Mengasihi dengan tindakan. Orang yang merasa
dibenarkan oleh Tuhan akan menjadi berkat. Jika kita sadar bahwa kita
diselamatkan hanya oleh kasih karunia, bukan karena jasa, maka kita tidak akan
sulit mengasihi orang lain, termasuk mereka yang kita anggap "lebih
berdosa" atau "lebih rendah" status sosialnya. Cobalah untuk
lebih peka terhadap sesama yang membutuhkan pertolongan, baik secara materi
maupun rohani. Itulah wujud syukur kita yang sejati.
Saudara-saudari terkasih,
Yesus menutup perumpamaan ini dengan satu hukum rohani yang
kekal: "Sebab barangsiapa meninggikan diri, ia akan direndahkan dan
barangsiapa merendahkan diri, ia akan ditinggikan."

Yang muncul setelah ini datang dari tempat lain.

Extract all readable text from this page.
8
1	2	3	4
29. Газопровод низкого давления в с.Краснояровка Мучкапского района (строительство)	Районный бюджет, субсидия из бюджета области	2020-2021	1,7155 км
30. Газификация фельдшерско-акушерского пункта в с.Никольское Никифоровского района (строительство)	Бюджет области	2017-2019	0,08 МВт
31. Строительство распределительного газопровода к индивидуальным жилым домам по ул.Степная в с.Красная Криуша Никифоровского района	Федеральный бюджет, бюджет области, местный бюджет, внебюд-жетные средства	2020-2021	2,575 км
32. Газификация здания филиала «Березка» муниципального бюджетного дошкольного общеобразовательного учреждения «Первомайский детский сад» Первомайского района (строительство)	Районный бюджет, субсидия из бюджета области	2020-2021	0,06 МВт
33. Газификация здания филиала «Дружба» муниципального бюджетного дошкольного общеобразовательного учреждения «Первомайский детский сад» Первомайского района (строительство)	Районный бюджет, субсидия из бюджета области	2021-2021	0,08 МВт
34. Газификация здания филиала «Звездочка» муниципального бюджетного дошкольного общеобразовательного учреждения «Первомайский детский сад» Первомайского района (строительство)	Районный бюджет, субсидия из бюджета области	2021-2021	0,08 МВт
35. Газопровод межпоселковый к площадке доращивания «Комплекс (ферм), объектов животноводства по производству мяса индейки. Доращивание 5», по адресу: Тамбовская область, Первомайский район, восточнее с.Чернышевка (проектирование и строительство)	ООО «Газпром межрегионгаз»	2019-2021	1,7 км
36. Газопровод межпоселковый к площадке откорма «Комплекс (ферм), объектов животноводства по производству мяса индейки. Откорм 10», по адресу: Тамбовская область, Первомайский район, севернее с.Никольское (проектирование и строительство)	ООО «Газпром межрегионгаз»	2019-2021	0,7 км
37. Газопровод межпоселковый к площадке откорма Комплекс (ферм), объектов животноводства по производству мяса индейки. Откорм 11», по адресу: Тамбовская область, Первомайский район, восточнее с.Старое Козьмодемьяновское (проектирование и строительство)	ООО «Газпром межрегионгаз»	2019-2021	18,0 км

Kita boleh pulang dari rumah ibadat dengan hati yang tenang,
bukan karena kita telah melakukan segala kewajiban agama, tetapi karena kita
telah membuka hati bagi belas kasihan-Nya. Seperti pemungut cukai, mari kita
tinggalkan segala topeng kesombongan di depan pintu Bait Allah. Mari kita
datang dengan jujur di hadapan Tuhan, mengakui: "Tuhan, aku ini orang
berdosa. Kasihanilah aku." Maka, dengan penuh keyakinan iman, kita tidak
hanya pulang sebagai orang yang puas secara agama, melainkan sebagai pribadi-pribadi
yang telah dibenarkan dan diperbarui oleh kasih karunia Allah.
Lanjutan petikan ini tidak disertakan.